Drill sergeants assigned to the 120th make sure the new Soldiers are on time for each in-processing appointment; teach the warrior ethos, the Soldier's Creed and Army standards; and remind the Soldiers that life as they knew it has changed.

"Our first responsibility is to make sure (the Soldiers) eat," said Sgt. 1st Class Yazmin Tull, a drill sergeant with Co. A, 120th.

After that, male Soldiers will receive their first Army haircuts and all Soldiers will receive cash cards to purchase items they need and proceed to medical testing. Soldiers then will be issued clothing, receive dental care and proceed to the military pay office within the first 24 to 48 hours of in-processing.

Pvt. Jesse Keller, a native of Lake Orin, Michigan, who joined the Army Reserves, said he was tired but motivated by the process.

"I've heard in-processing is one of the toughest parts because you're running on fumes, but I hear it gets easier and easier as it goes on," Keller said. "I am feeling really tired right now, none of us really got much sleep last night. It's definitely a long and slow process. You have to do what you have to do. I am just looking forward to basic. That is what's getting me through."

While waiting during in-processing, many of the Soldiers take the opportunity to bond with fellow Soldiers and find out if they may have anything else in common outside of the Army.

"I've met a few guys, whom I've definitely connected with. I was kind of worried about that the night before coming -- if I would kind of be alone this whole time -- but it's definitely easy in an atmosphere like this," Keller said.

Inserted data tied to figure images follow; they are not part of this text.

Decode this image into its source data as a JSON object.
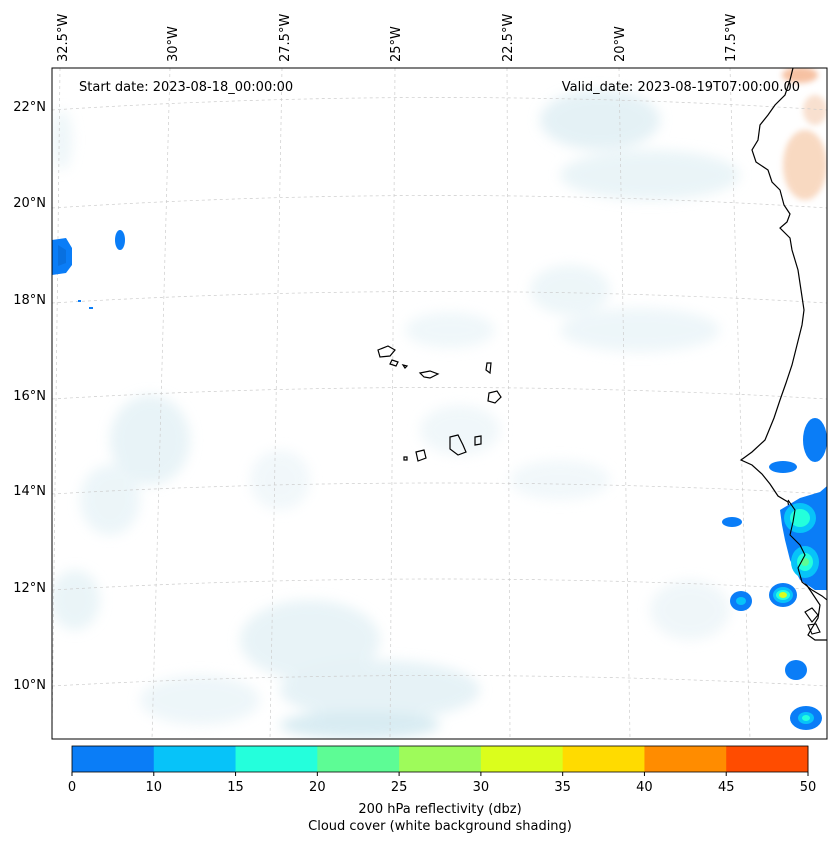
{
  "map": {
    "start_date": "Start date: 2023-08-18_00:00:00",
    "valid_date": "Valid_date: 2023-08-19T07:00:00.00",
    "lon_labels": [
      "32.5°W",
      "30°W",
      "27.5°W",
      "25°W",
      "22.5°W",
      "20°W",
      "17.5°W"
    ],
    "lat_labels": [
      "22°N",
      "20°N",
      "18°N",
      "16°N",
      "14°N",
      "12°N",
      "10°N"
    ],
    "gridlines": "dashed",
    "colors": {
      "coast": "#000000",
      "grid": "#cccccc",
      "cloud": "#dceef4",
      "warm": "#f6c9a8"
    }
  },
  "colorbar": {
    "ticks": [
      "0",
      "10",
      "15",
      "20",
      "25",
      "30",
      "35",
      "40",
      "45",
      "50"
    ],
    "colors": [
      "#0a7df7",
      "#07c3f9",
      "#24ffdc",
      "#5dfc95",
      "#9efb5a",
      "#dbfe1c",
      "#ffdb00",
      "#ff8c00",
      "#ff4c00"
    ],
    "label_line1": "200 hPa reflectivity (dbz)",
    "label_line2": "Cloud cover (white background shading)"
  }
}
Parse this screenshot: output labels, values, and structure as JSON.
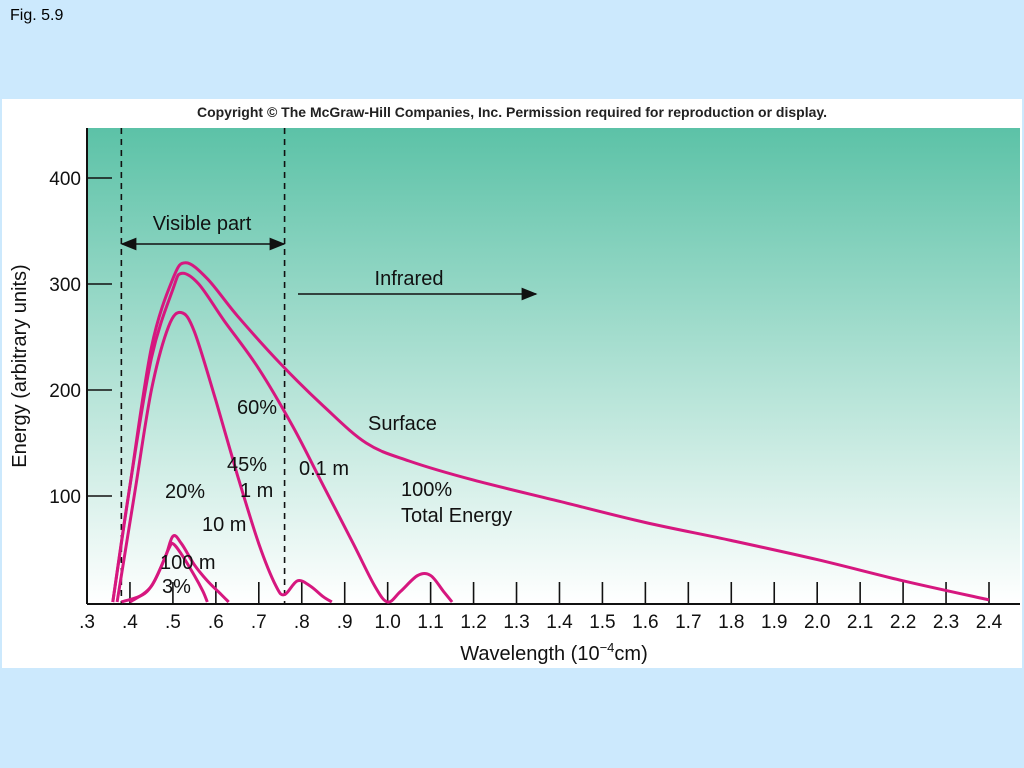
{
  "page": {
    "figure_label": "Fig. 5.9",
    "copyright": "Copyright © The McGraw-Hill Companies, Inc. Permission required for reproduction or display."
  },
  "colors": {
    "background": "#cce9fd",
    "plot_top": "#5cc2a7",
    "plot_bottom": "#ffffff",
    "curve": "#d6177f"
  },
  "chart_data": {
    "type": "line",
    "title": "",
    "xlabel_main": "Wavelength (10",
    "xlabel_exp": "−4",
    "xlabel_tail": "cm)",
    "ylabel": "Energy (arbitrary units)",
    "xlim": [
      0.3,
      2.45
    ],
    "ylim": [
      0,
      450
    ],
    "x_ticks": [
      {
        "v": 0.3,
        "label": ".3"
      },
      {
        "v": 0.4,
        "label": ".4"
      },
      {
        "v": 0.5,
        "label": ".5"
      },
      {
        "v": 0.6,
        "label": ".6"
      },
      {
        "v": 0.7,
        "label": ".7"
      },
      {
        "v": 0.8,
        "label": ".8"
      },
      {
        "v": 0.9,
        "label": ".9"
      },
      {
        "v": 1.0,
        "label": "1.0"
      },
      {
        "v": 1.1,
        "label": "1.1"
      },
      {
        "v": 1.2,
        "label": "1.2"
      },
      {
        "v": 1.3,
        "label": "1.3"
      },
      {
        "v": 1.4,
        "label": "1.4"
      },
      {
        "v": 1.5,
        "label": "1.5"
      },
      {
        "v": 1.6,
        "label": "1.6"
      },
      {
        "v": 1.7,
        "label": "1.7"
      },
      {
        "v": 1.8,
        "label": "1.8"
      },
      {
        "v": 1.9,
        "label": "1.9"
      },
      {
        "v": 2.0,
        "label": "2.0"
      },
      {
        "v": 2.1,
        "label": "2.1"
      },
      {
        "v": 2.2,
        "label": "2.2"
      },
      {
        "v": 2.3,
        "label": "2.3"
      },
      {
        "v": 2.4,
        "label": "2.4"
      }
    ],
    "y_ticks": [
      {
        "v": 100,
        "label": "100"
      },
      {
        "v": 200,
        "label": "200"
      },
      {
        "v": 300,
        "label": "300"
      },
      {
        "v": 400,
        "label": "400"
      }
    ],
    "visible_bounds": [
      0.38,
      0.76
    ],
    "series": [
      {
        "name": "Surface",
        "points": [
          [
            0.36,
            0
          ],
          [
            0.4,
            110
          ],
          [
            0.45,
            240
          ],
          [
            0.5,
            305
          ],
          [
            0.53,
            320
          ],
          [
            0.58,
            305
          ],
          [
            0.65,
            270
          ],
          [
            0.75,
            225
          ],
          [
            0.85,
            185
          ],
          [
            0.95,
            150
          ],
          [
            1.05,
            133
          ],
          [
            1.2,
            115
          ],
          [
            1.4,
            95
          ],
          [
            1.6,
            75
          ],
          [
            1.8,
            58
          ],
          [
            2.0,
            40
          ],
          [
            2.2,
            20
          ],
          [
            2.4,
            2
          ]
        ]
      },
      {
        "name": "0.1 m",
        "points": [
          [
            0.36,
            0
          ],
          [
            0.4,
            110
          ],
          [
            0.45,
            230
          ],
          [
            0.5,
            295
          ],
          [
            0.52,
            310
          ],
          [
            0.56,
            300
          ],
          [
            0.62,
            265
          ],
          [
            0.7,
            220
          ],
          [
            0.78,
            165
          ],
          [
            0.85,
            110
          ],
          [
            0.92,
            55
          ],
          [
            0.97,
            15
          ],
          [
            1.0,
            0
          ],
          [
            1.03,
            10
          ],
          [
            1.07,
            25
          ],
          [
            1.1,
            25
          ],
          [
            1.13,
            10
          ],
          [
            1.15,
            0
          ]
        ]
      },
      {
        "name": "1 m",
        "points": [
          [
            0.37,
            0
          ],
          [
            0.41,
            100
          ],
          [
            0.45,
            200
          ],
          [
            0.49,
            260
          ],
          [
            0.52,
            273
          ],
          [
            0.55,
            255
          ],
          [
            0.6,
            190
          ],
          [
            0.65,
            120
          ],
          [
            0.7,
            55
          ],
          [
            0.74,
            15
          ],
          [
            0.76,
            7
          ],
          [
            0.79,
            20
          ],
          [
            0.82,
            15
          ],
          [
            0.85,
            5
          ],
          [
            0.87,
            0
          ]
        ]
      },
      {
        "name": "10 m",
        "points": [
          [
            0.38,
            0
          ],
          [
            0.44,
            10
          ],
          [
            0.48,
            40
          ],
          [
            0.5,
            62
          ],
          [
            0.52,
            55
          ],
          [
            0.55,
            35
          ],
          [
            0.58,
            20
          ],
          [
            0.61,
            8
          ],
          [
            0.63,
            0
          ]
        ]
      },
      {
        "name": "100 m",
        "points": [
          [
            0.4,
            0
          ],
          [
            0.45,
            15
          ],
          [
            0.49,
            50
          ],
          [
            0.5,
            55
          ],
          [
            0.52,
            45
          ],
          [
            0.55,
            25
          ],
          [
            0.57,
            10
          ],
          [
            0.58,
            0
          ]
        ]
      }
    ],
    "annotations": {
      "visible_part": "Visible part",
      "infrared": "Infrared",
      "surface": "Surface",
      "pct_60": "60%",
      "pct_45": "45%",
      "m_1": "1 m",
      "m_01": "0.1 m",
      "pct_100": "100%",
      "total_energy": "Total Energy",
      "pct_20": "20%",
      "m_10": "10 m",
      "m_100": "100 m",
      "pct_3": "3%"
    }
  }
}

On the last day of in-processing -- after completing medical examinations, administrative paperwork and basic training equipment issue -- many of the Soldiers will begin to ship out to their basic training units for the next 10 weeks, but before doing so they will have a "moment of truth" brief. This is an opportunity for Soldiers to disclose any previous circumstances or information that may prevent them from successfully completing basic training.

"If the Soldiers understand to be upfront with everybody, be honest, answer all the questions and do the best they can and pay attention -- by the time it ends they will have a good understanding of what's expected of them as a Soldier," said James Allen, chief of the 120th Initial Receiving Branch.